One of the things I love about the Bible is it’s not a book of don’ts, don’t do this, don’t do that. We have a tendency to look at the Bible that way. That’s how the unsaved world looks at our belief system, don’t smoke, don’t chew, don’t go with girls who do, don’t do this, don’t do that. One of the things you’ll discover about the Bible is it’s not a don’t book, it’s a book about better; stay away from this (whatever “this” may be) but I’ve got something better for you. Do you see that there in verse 27? Break away from your sins by doing, see that? Break away from your sins by doing righteousness, and from your iniquities by showing mercy to the poor.
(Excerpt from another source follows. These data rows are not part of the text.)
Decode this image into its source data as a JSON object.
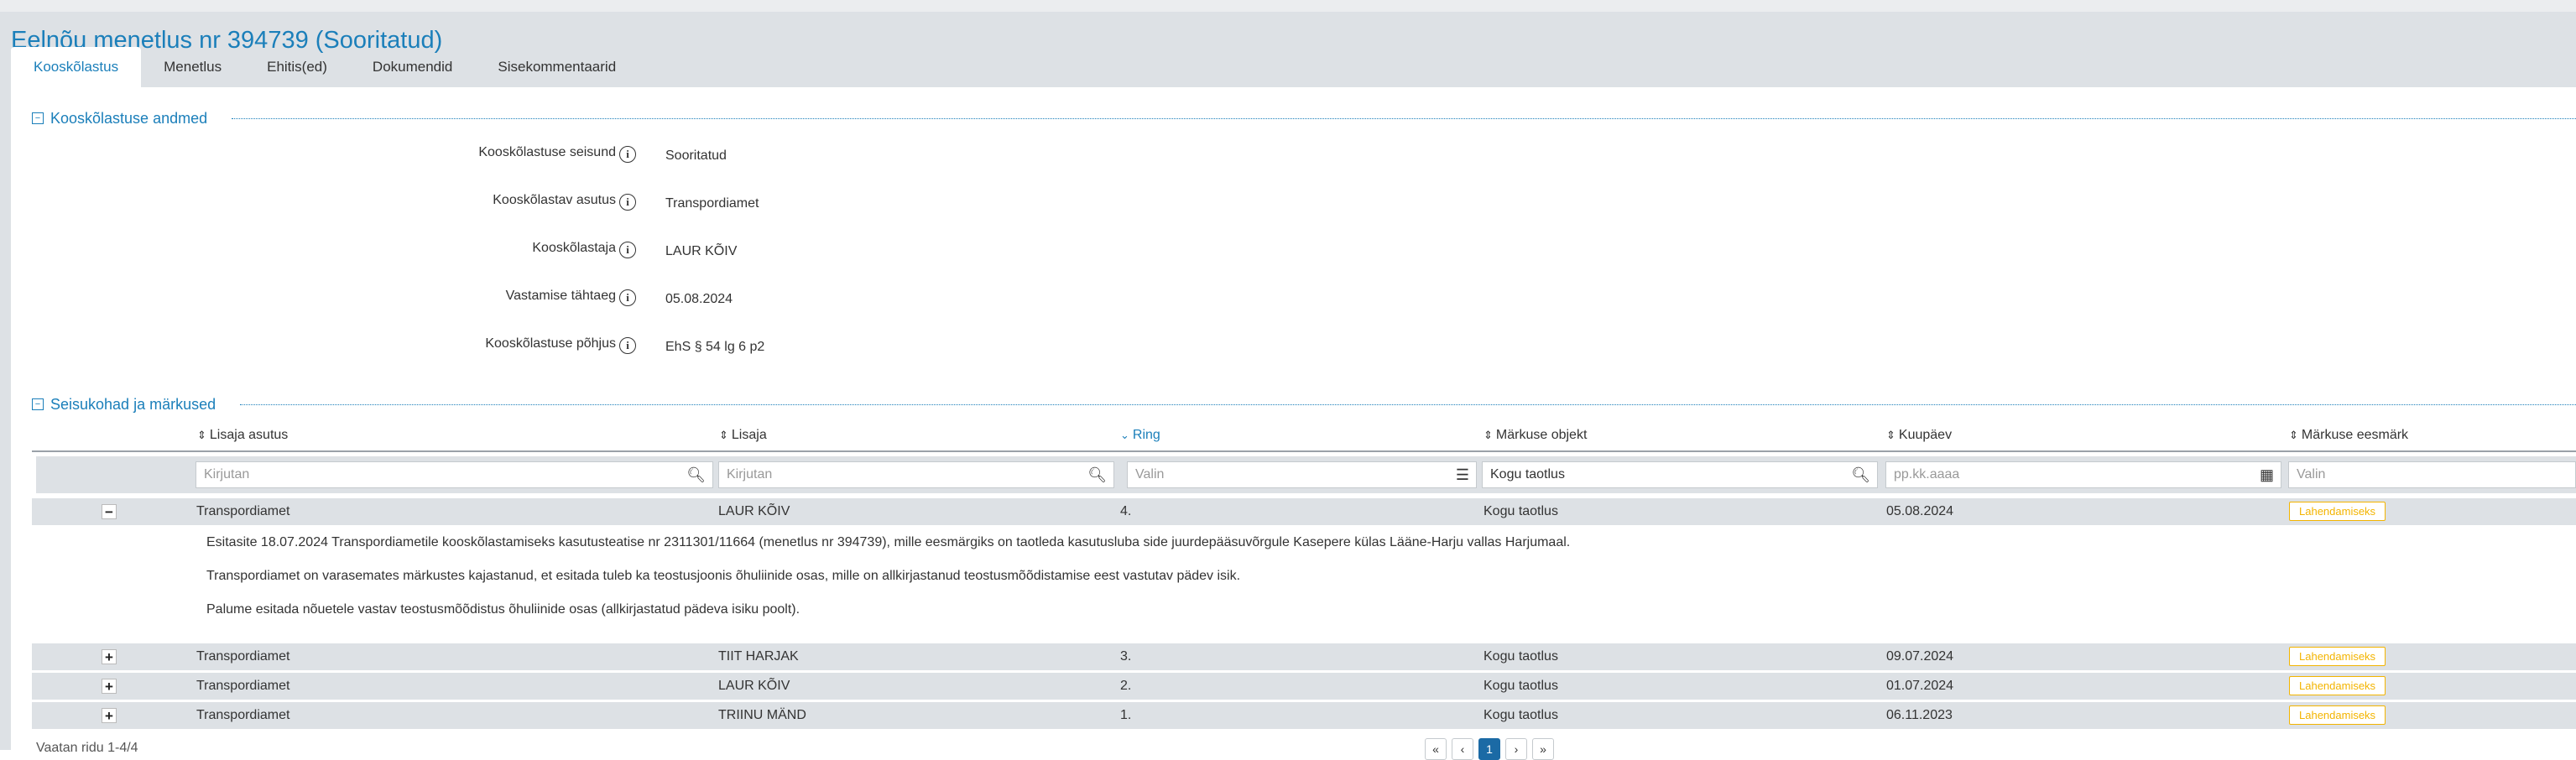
{
  "page": {
    "title": "Eelnõu menetlus nr 394739 (Sooritatud)"
  },
  "tabs": [
    {
      "label": "Kooskõlastus",
      "active": true
    },
    {
      "label": "Menetlus"
    },
    {
      "label": "Ehitis(ed)"
    },
    {
      "label": "Dokumendid"
    },
    {
      "label": "Sisekommentaarid"
    }
  ],
  "section1": {
    "title": "Kooskõlastuse andmed",
    "toggle": "−",
    "fields": [
      {
        "label": "Kooskõlastuse seisund",
        "value": "Sooritatud"
      },
      {
        "label": "Kooskõlastav asutus",
        "value": "Transpordiamet"
      },
      {
        "label": "Kooskõlastaja",
        "value": "LAUR KÕIV"
      },
      {
        "label": "Vastamise tähtaeg",
        "value": "05.08.2024"
      },
      {
        "label": "Kooskõlastuse põhjus",
        "value": "EhS § 54 lg 6 p2"
      }
    ]
  },
  "section2": {
    "title": "Seisukohad ja märkused",
    "toggle": "−",
    "columns": [
      "Lisaja asutus",
      "Lisaja",
      "Ring",
      "Märkuse objekt",
      "Kuupäev",
      "Märkuse eesmärk"
    ],
    "active_sort_column": "Ring",
    "filters": {
      "lisaja_asutus": {
        "placeholder": "Kirjutan"
      },
      "lisaja": {
        "placeholder": "Kirjutan"
      },
      "ring": {
        "placeholder": "Valin"
      },
      "objekt": {
        "value": "Kogu taotlus"
      },
      "kuupaev": {
        "placeholder": "pp.kk.aaaa"
      },
      "eesmark": {
        "placeholder": "Valin"
      }
    },
    "rows": [
      {
        "toggle": "−",
        "asutus": "Transpordiamet",
        "lisaja": "LAUR KÕIV",
        "ring": "4.",
        "objekt": "Kogu taotlus",
        "kuupaev": "05.08.2024",
        "eesmark": "Lahendamiseks"
      },
      {
        "toggle": "+",
        "asutus": "Transpordiamet",
        "lisaja": "TIIT HARJAK",
        "ring": "3.",
        "objekt": "Kogu taotlus",
        "kuupaev": "09.07.2024",
        "eesmark": "Lahendamiseks"
      },
      {
        "toggle": "+",
        "asutus": "Transpordiamet",
        "lisaja": "LAUR KÕIV",
        "ring": "2.",
        "objekt": "Kogu taotlus",
        "kuupaev": "01.07.2024",
        "eesmark": "Lahendamiseks"
      },
      {
        "toggle": "+",
        "asutus": "Transpordiamet",
        "lisaja": "TRIINU MÄND",
        "ring": "1.",
        "objekt": "Kogu taotlus",
        "kuupaev": "06.11.2023",
        "eesmark": "Lahendamiseks"
      }
    ],
    "detail": [
      "Esitasite 18.07.2024 Transpordiametile kooskõlastamiseks kasutusteatise nr 2311301/11664 (menetlus nr 394739), mille eesmärgiks on taotleda kasutusluba side juurdepääsuvõrgule Kasepere külas Lääne-Harju vallas Harjumaal.",
      "Transpordiamet on varasemates märkustes kajastanud, et esitada tuleb ka teostusjoonis õhuliinide osas, mille on allkirjastanud teostusmõõdistamise eest vastutav pädev isik.",
      "Palume esitada nõuetele vastav teostusmõõdistus õhuliinide osas (allkirjastatud pädeva isiku poolt)."
    ]
  },
  "pagination": {
    "info": "Vaatan ridu 1-4/4",
    "current_page": "1"
  },
  "colors": {
    "accent": "#1b7fba",
    "badge": "#f3b400",
    "header_bg": "#dde1e5"
  }
}
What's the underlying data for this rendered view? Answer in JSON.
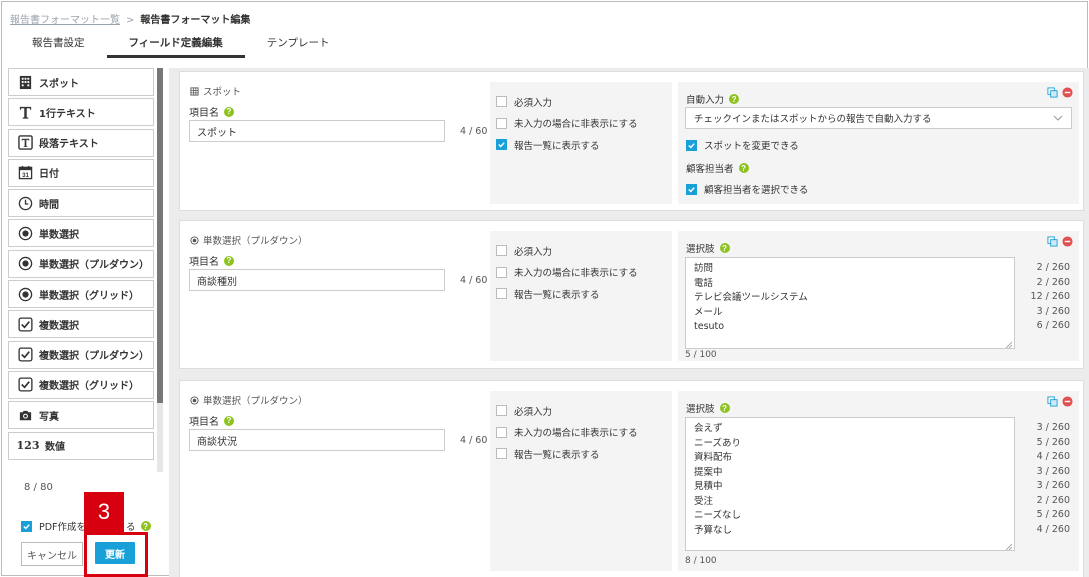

It reminds me very much of what the Apostle Paul says in Romans 6:11-13, he says, “Even so consider yourselves to be dead to sin, but” what? “alive to God in Christ Jesus. [12] Therefore do not let sin reign in your mortal body so that you obey its lusts, [13] and do not go on presenting the members of your body to sin as instruments of unrighteousness;” I’m so happy the verse doesn’t stop there, but it says, “but present yourselves to God as those alive from the dead, and your members as instruments of righteousness to God.”

The book of Ephesians, chapter 4, it talks about the hands that used to steal, take those same hands and produce, and become so prosperous with those hands that you’ll reach a point in your economic life where you’re giving away to the poor or to the needy. What a different way of looking at the use of the body. Probably one of the most sarcastic people on my college campus was myself; I had the ability to cut down and tear down just about anything and anyone I wanted to, and that was a recurring sin in my life that I had to hand over to God and it’s so interesting to me that the Lord made me a teacher of His Word, that the same mouth that was on fire to tear down can now be used as an instrument of building, can now be used as an instrument of edification. Think of the area of your greatest sin and think what that could become in God as you relinquish that to Him. It’s not a book of don’t, it’s a book of better.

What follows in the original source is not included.